Click image to enlarge and for more information.
|
When exascale computers begin calculating at a billion, billion operations each second, gaining insights from the massive datasets generated by the simulations they run will be a huge challenge. Scientists may be tempted to pause the simulation, effectively “holding the machine hostage” as they scramble to create meaningful portrayals of the data barrage, says Hank Childs, a Lawrence Berkeley National Laboratory computer systems engineer. Childs, a recent recipient of a $2.5 million Department of Energy Early Career Research Program award, is out to prevent that.
A former chief software architect for a component of DOE’s Visualization and Analytics Center for Enabling Technologies (see sidebar, “VisIt: More than pretty pictures”), Childs backs the idea that running simulations in lieu of doing experiments is the most cost-effective way to advance scientific knowledge in the era of mega-performing machines.
“My piece of the puzzle is helping people know what the simulation is telling them,” he says. “Scientific visualization is taking the data and then producing images that let people see the data. Ideally, this will lead to new science, the new insights, that realize the simulation’s value.”

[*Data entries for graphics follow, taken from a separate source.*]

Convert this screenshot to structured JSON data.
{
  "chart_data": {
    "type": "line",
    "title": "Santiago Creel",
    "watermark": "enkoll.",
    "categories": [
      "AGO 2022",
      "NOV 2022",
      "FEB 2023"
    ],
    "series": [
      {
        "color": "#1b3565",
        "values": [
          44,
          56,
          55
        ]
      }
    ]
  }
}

But he and fellow visualization researchers fear looming logjams, in both input/output and data movement, as supercomputing advances in about five years from the current petascale level of a million billion floating point operations a second (flops) to the exaflops range.
“If somebody hands you a petabyte or, in the future, an exabyte, how do you load that much data from disk, apply an algorithm to it and produce a result?” Childs asks. “The second challenge is complexity. You only have about a million pixels on the screen – not many more than in your eye – so you have to do a million-to-one reduction of which data points make it onto the screen.”
Such pare-downs raise questions about the remaining data’s integrity, Childs says. “And even if this data integrity issue is managed, we may still produce images so complex that they overwhelm what our human visual processing system can understand. So we’re not doing anything meaningful.”